On longe la départementale sur une centaine de mètres et on tourne à gauche sur une troisième petite route en direction du Tourailler. A qui sait voir, des éclaircies dans les bouchures permettront de découvrir la Tour Sarrasine et le château qui dominent le chef-lieu de canton où l’on fera halte pour pique-niquer (beau temps) ou profiter des ressources hôtelières locales (intempéries diverses, dues au passage d’une dépression en provenance de la mer d’Irlande). Le premier chemin à droite qui passe par les Paillards nous en rapproche. Dans le hameau, outre un chien aboyeur mais pacifique et divers engins agricoles, une succession de petites mares reflètent l’inconstance d’un ciel qui ignore l’uniformité.Au bout du chemin, c’est de nouveau la route. Ignorez la piste qui va aux Corbeaux. Contrairement à ce qu’annonce l’IGN, elle se termine en impasse. Continuez jusqu’à atteindre le gros bourg aperçu tout à l’heure. Un écrivain français de grand talent y a passé son enfance et le début de son adolescence. Elle y a son musée, installé dans le château. Contrairement à l’usage, le lieu n’est pas rempli des reliques (bureau, porte-plume, encrier, tapis de bain et paires de bottines usagées) offertes d’habitudes aux fidèles qui fréquentent ce genre d’institution. Ici on a voulu mettre en valeur les textes, ce qui est bien le moins s’agissant d’un auteur, avec, habileté supplémentaire, une place laissée à l’imaginaire, cet espace entre les caractères et les lignes qui fait que, si nous déchiffrons les mêmes phrases, aucun de nous ne lit le même livre. La vérité m’oblige à dire que certains trouvent l’endroit catastrophique voire blasphématoire.

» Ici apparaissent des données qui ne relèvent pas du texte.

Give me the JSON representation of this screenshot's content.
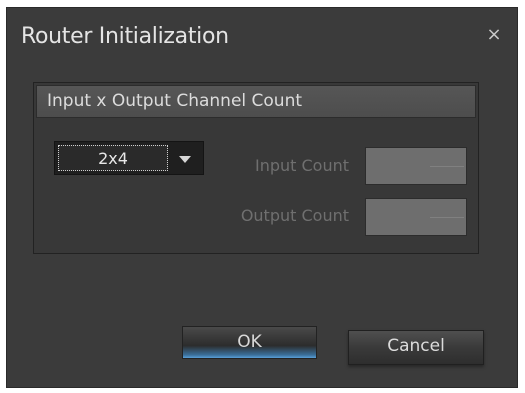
{
  "window": {
    "title": "Router Initialization",
    "close_icon": "close-icon",
    "close_glyph": "×"
  },
  "group": {
    "title": "Input x Output Channel Count"
  },
  "channel_select": {
    "value": "2x4",
    "icon": "chevron-down-icon"
  },
  "fields": {
    "input_label": "Input Count",
    "input_value": "",
    "output_label": "Output Count",
    "output_value": ""
  },
  "buttons": {
    "ok_label": "OK",
    "cancel_label": "Cancel"
  },
  "colors": {
    "dialog_bg": "#3b3b3b",
    "accent_blue": "#5aa0d8",
    "disabled_text": "#6f6f6f"
  }
}
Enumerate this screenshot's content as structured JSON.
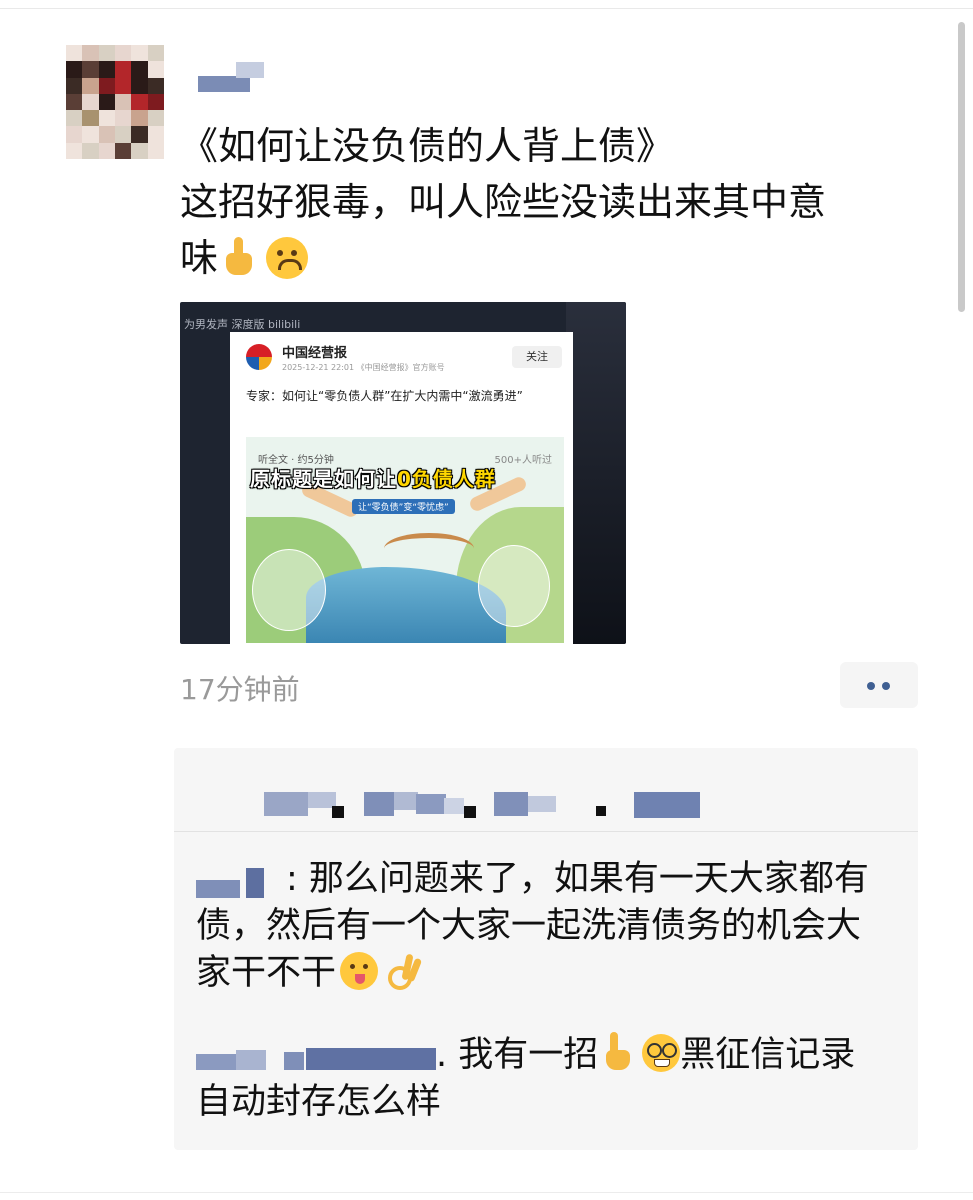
{
  "post": {
    "text_lines": [
      "《如何让没负债的人背上债》",
      "这招好狠毒，叫人险些没读出来其中意",
      "味"
    ],
    "emoji_names": [
      "middle-finger-icon",
      "upside-down-face-icon"
    ],
    "time": "17分钟前",
    "more_button": "more-options-icon"
  },
  "shared_image": {
    "watermark": "为男发声 深度版 bilibili",
    "publisher": "中国经营报",
    "meta": "2025-12-21 22:01 《中国经营报》官方账号",
    "follow_label": "关注",
    "headline": "专家：如何让“零负债人群”在扩大内需中“激流勇进”",
    "listen_text": "听全文 · 约5分钟",
    "listen_count": "500+人听过",
    "overlay_title_prefix": "原标题是如何让",
    "overlay_title_highlight": "0负债人群",
    "overlay_subtitle": "让“零负债”变“零忧虑”"
  },
  "comments": [
    {
      "text_lines": [
        ": 那么问题来了，如果有一天大家都有",
        "债，然后有一个大家一起洗清债务的机会大",
        "家干不干"
      ],
      "emoji_names": [
        "face-savoring-food-icon",
        "ok-hand-icon"
      ]
    },
    {
      "text_lines": [
        ". 我有一招",
        "黑征信记录",
        "自动封存怎么样"
      ],
      "emoji_names": [
        "pointing-up-icon",
        "nerd-face-icon"
      ]
    }
  ],
  "colors": {
    "link_blue": "#3f5f92",
    "time_gray": "#9a9a9a",
    "comment_bg": "#f6f6f6"
  }
}
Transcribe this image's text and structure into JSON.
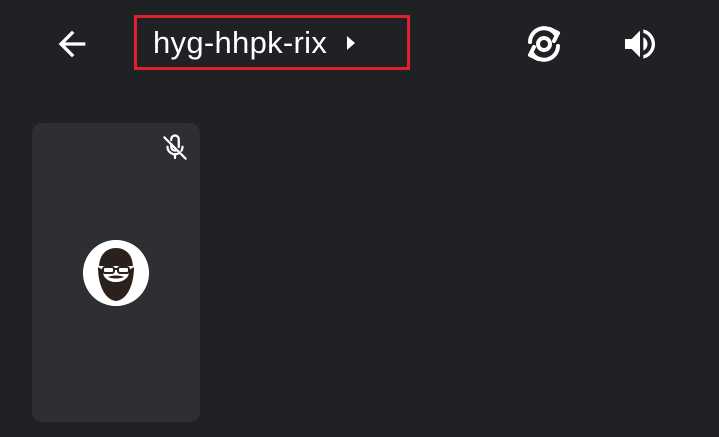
{
  "header": {
    "meeting_code": "hyg-hhpk-rix",
    "icons": {
      "back": "arrow-back-icon",
      "meeting_details": "caret-right-icon",
      "switch_camera": "switch-camera-icon",
      "audio": "volume-up-icon"
    },
    "highlight_color": "#e0202a"
  },
  "participant_tile": {
    "mic_status_icon": "mic-off-icon",
    "avatar_icon": "bearded-man-avatar"
  },
  "colors": {
    "background": "#202124",
    "tile": "#2e2f32",
    "icon": "#ffffff"
  }
}
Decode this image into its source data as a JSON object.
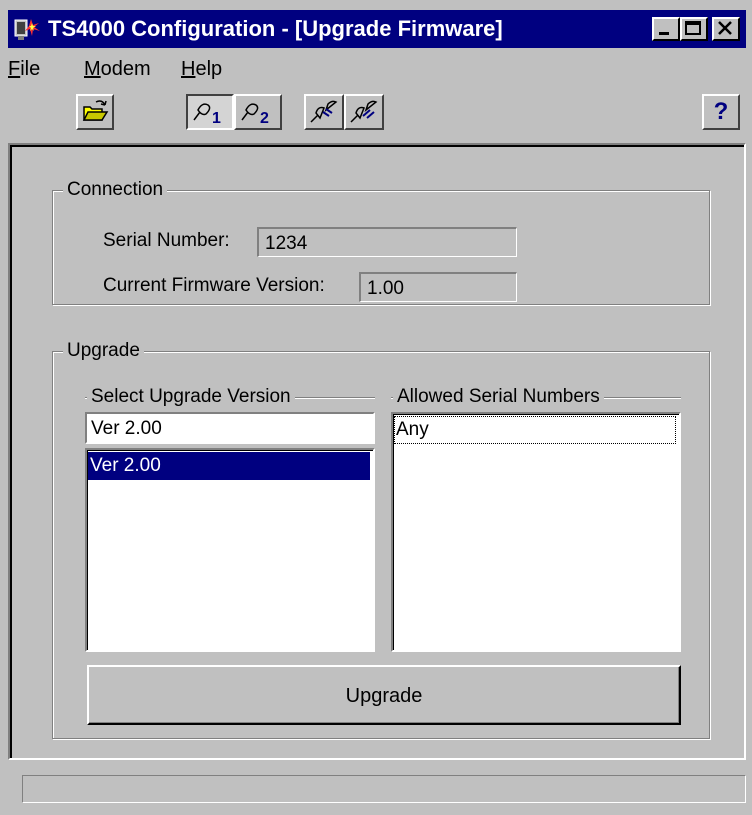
{
  "window": {
    "title": "TS4000 Configuration - [Upgrade Firmware]",
    "app_icon": "ts4000-app-icon",
    "title_buttons": [
      "minimize-icon",
      "maximize-icon",
      "close-icon"
    ]
  },
  "menu": {
    "items": [
      {
        "label": "File",
        "mnemonic": "F"
      },
      {
        "label": "Modem",
        "mnemonic": "M"
      },
      {
        "label": "Help",
        "mnemonic": "H"
      }
    ]
  },
  "toolbar": {
    "open_icon": "open-folder-icon",
    "probe1_icon": "probe-1-icon",
    "probe2_icon": "probe-2-icon",
    "probe1_label": "1",
    "probe2_label": "2",
    "connect_icon": "connect-icon",
    "disconnect_icon": "disconnect-icon",
    "help_label": "?"
  },
  "connection": {
    "group_label": "Connection",
    "serial_label": "Serial Number:",
    "serial_value": "1234",
    "firmware_label": "Current Firmware Version:",
    "firmware_value": "1.00"
  },
  "upgrade": {
    "group_label": "Upgrade",
    "select_label": "Select Upgrade Version",
    "select_value": "Ver 2.00",
    "versions": [
      "Ver 2.00"
    ],
    "allowed_label": "Allowed Serial Numbers",
    "allowed": [
      "Any"
    ],
    "button_label": "Upgrade"
  },
  "colors": {
    "titlebar": "#000080",
    "face": "#c0c0c0",
    "selection": "#000080"
  }
}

Passons, c’est bien le moins quand on marche. Pour les drogués du monument vernaculaire, je signale un second lavoir. Il est en contrebas du banc installé à deux pas du ballast de l’ancien tacot. Très utile ce banc : on peut, si l’on ne craint pas de passer pour un clodo, y casse croûter tranquille. Les indigènes, qui en ont vu d’autres et de beaucoup plus folkloriques, vous saluent au passage et certains vous font même la grâce d’un bout de conversation.
Malheureusement, le café-bar-brasserie qui vous abritera en cas de mauvais temps, ne prépare pas les solides nourritures qu’appréciait l’écrivain. On n’y trouve ni la tarte au fras, ni les œufs en meurette pas plus d’ailleurs que le poulet à la glaise, le gigot d’onze heures ou d’beu en daube. Petite suggestion pour la daube : vous la préparez la veille et le soir. En arrivant à la maison, vous la dégraissez très partiellement, vous la faites réchauffer tout doucement et vous servez avec des pâtes fraîches et une bouteille d’Irancy (Les Mazelots 2002 par exemple). En entrée, une bonne assiette de bouillon qui vous fera un fond d’estomac confortable, un fromage au lait cru (vade retro Besnieras), un dessert dont je vous toucherai deux mots tout à l’heure et vous voilà requinqué et prêt à explorer, de nouveau, les espaces inconnus de la campagne bas-bourguignonne.